Le « transcendantal-coluchisme » se perpétue
Qu’importe la réalité : voila vingt ans, trente ans même que la gauche en panne d’idées cherche son épouvantail pour se parer de toutes les vertus et faire oublier son ralliement au capital, cacher ses rangs désertés et toutes ses saloperies. Depuis qu’elle n’est plus marxiste, ni sociale, ni politique, la gauche est morale.
Dès lors, cela fait trente ans que les télés, à la recherche de l’ennemi intérieur, furètent partout en France en quête du moindre crâne rasé pour effrayer la ménagère. Et qu’importe si le mouvement skin n’existe plus depuis plus de vingt ans ! Le vrai danger, c’est le fascisme qu’on vous dit. En France, oui, pays où il n’y eut jamais un seul mouvement fasciste, excepté des groupuscules juste avant la Deuxième Guerre mondiale et quelques bandes d’hurluberlus après qui ne perdurent qu’à travers de pauvres gamins déboussolés qui se font « la voix du système » en allant jusqu’à adopter le portrait robot du méchant, dressé par le système lui-même. Mais bref.
Depuis Carpentras, les bidonnages et accusations risibles se succèdent, suivis des mêmes déclarations grandiloquentes rejouant sans cesse la « mobilisation des potes » : quarante ans que « tous les enfoirés du monde se donnent la main » contre la misère, contre le sida, contre le mal lui-même, le Front national.

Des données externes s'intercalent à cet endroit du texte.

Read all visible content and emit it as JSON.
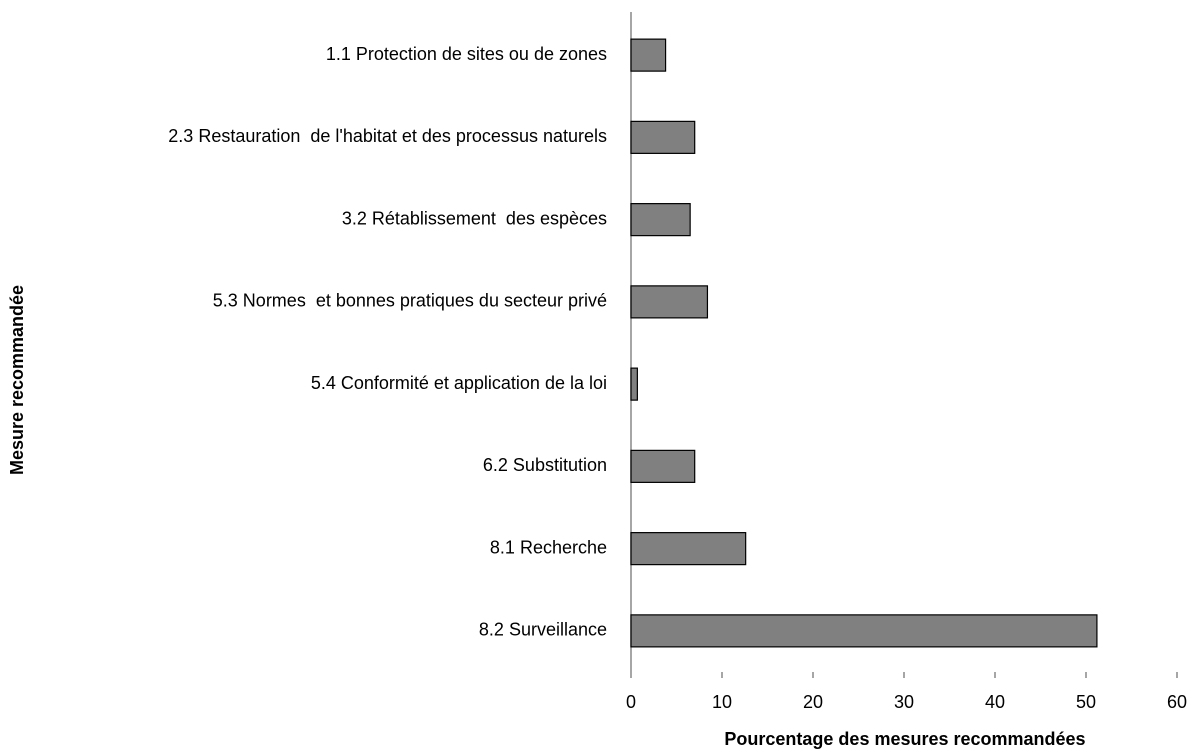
{
  "chart_data": {
    "type": "bar",
    "orientation": "horizontal",
    "x_label": "Pourcentage des mesures recommandées",
    "y_label": "Mesure recommandée",
    "categories": [
      "1.1 Protection de sites ou de zones",
      "2.3 Restauration  de l'habitat et des processus naturels",
      "3.2 Rétablissement  des espèces",
      "5.3 Normes  et bonnes pratiques du secteur privé",
      "5.4 Conformité et application de la loi",
      "6.2 Substitution",
      "8.1 Recherche",
      "8.2 Surveillance"
    ],
    "values": [
      3.8,
      7.0,
      6.5,
      8.4,
      0.7,
      7.0,
      12.6,
      51.2
    ],
    "color": "#808080",
    "xlim": [
      0,
      60
    ],
    "xticks": [
      0,
      10,
      20,
      30,
      40,
      50,
      60
    ],
    "grid": false
  }
}
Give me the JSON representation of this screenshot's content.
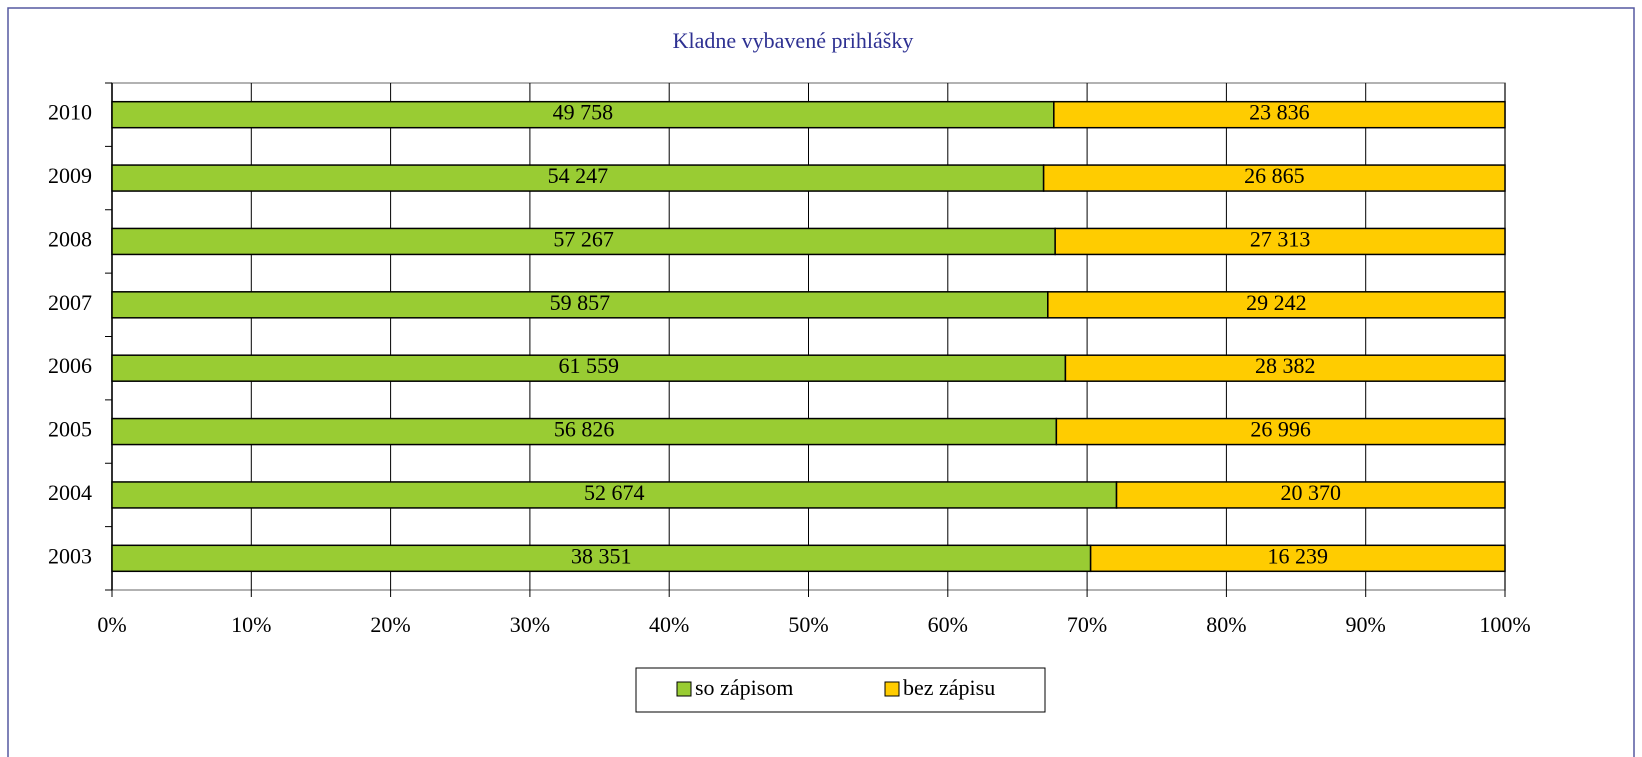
{
  "chart_data": {
    "type": "bar",
    "orientation": "horizontal",
    "stacking": "percent",
    "title": "Kladne vybavené prihlášky",
    "categories": [
      "2010",
      "2009",
      "2008",
      "2007",
      "2006",
      "2005",
      "2004",
      "2003"
    ],
    "series": [
      {
        "name": "so zápisom",
        "color": "#99cc33",
        "values": [
          49758,
          54247,
          57267,
          59857,
          61559,
          56826,
          52674,
          38351
        ],
        "value_labels": [
          "49 758",
          "54 247",
          "57 267",
          "59 857",
          "61 559",
          "56 826",
          "52 674",
          "38 351"
        ]
      },
      {
        "name": "bez zápisu",
        "color": "#ffcc00",
        "values": [
          23836,
          26865,
          27313,
          29242,
          28382,
          26996,
          20370,
          16239
        ],
        "value_labels": [
          "23 836",
          "26 865",
          "27 313",
          "29 242",
          "28 382",
          "26 996",
          "20 370",
          "16 239"
        ]
      }
    ],
    "xlim": [
      0,
      100
    ],
    "xticks": [
      {
        "value": 0,
        "label": "0%"
      },
      {
        "value": 10,
        "label": "10%"
      },
      {
        "value": 20,
        "label": "20%"
      },
      {
        "value": 30,
        "label": "30%"
      },
      {
        "value": 40,
        "label": "40%"
      },
      {
        "value": 50,
        "label": "50%"
      },
      {
        "value": 60,
        "label": "60%"
      },
      {
        "value": 70,
        "label": "70%"
      },
      {
        "value": 80,
        "label": "80%"
      },
      {
        "value": 90,
        "label": "90%"
      },
      {
        "value": 100,
        "label": "100%"
      }
    ],
    "grid": true,
    "legend": "bottom"
  }
}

Par shows télévisés successifs, la France d’en haut, celle qui ne paie pas d’impôts, celle qui se moque du petit franchouillard à longueur de journée s’offre une bonne conscience à grand renfort de larmes qui n’en finissent pas de couler : c’est le transcendantal-coluchisme que François-Bernard Huyghes décrivait déjà… en 1987 dans son livre La Soft-idéologie.
La « duperie consciente » érigée en système
Quoi de neuf depuis ? La gauche garde une forme olympique : calibrée par le milliardaire BHL, trompée par le millionnaire DSK et incarnée par le triste Hollande, elle n’a d’autre choix que de ressortir les bonnes vieilles formules, aussi éculées soient-elles. Et les baudruches fleurissent : « Les digues ont sauté. La libération de la parole raciste a atteint un niveau d’abjection intolérable dans notre pays », annonce la Licra sur son site. Suivra immanquablement la sempiternelle manif pour toute la « France démocratique », électrisée à l’idée de ne pas manquer le rendez-vous avec l’histoire en s’engageant courageusement contre le fascisme qui vient, cet ennemi intérieur qui n’a ni structure, ni journaux, ni leader, ni militant. Danger imaginaire et fantasmé, celui-ci permet toutes les mobilisations et… toutes les manipulations.
La réalité rejoint le roman d’anticipation 1 984 d’Orwell. Quand Harlem Désir compare gravement la LMPT à une montée fasciste, personne n’est censé rigoler. Lorsque les bonnets rouges sont annoncés être « récupérés par l’extrême droite », en attendant d’être traités eux-mêmes de fascistes, interdit de rire.
La novlangue socialiste ne passera pas par nous !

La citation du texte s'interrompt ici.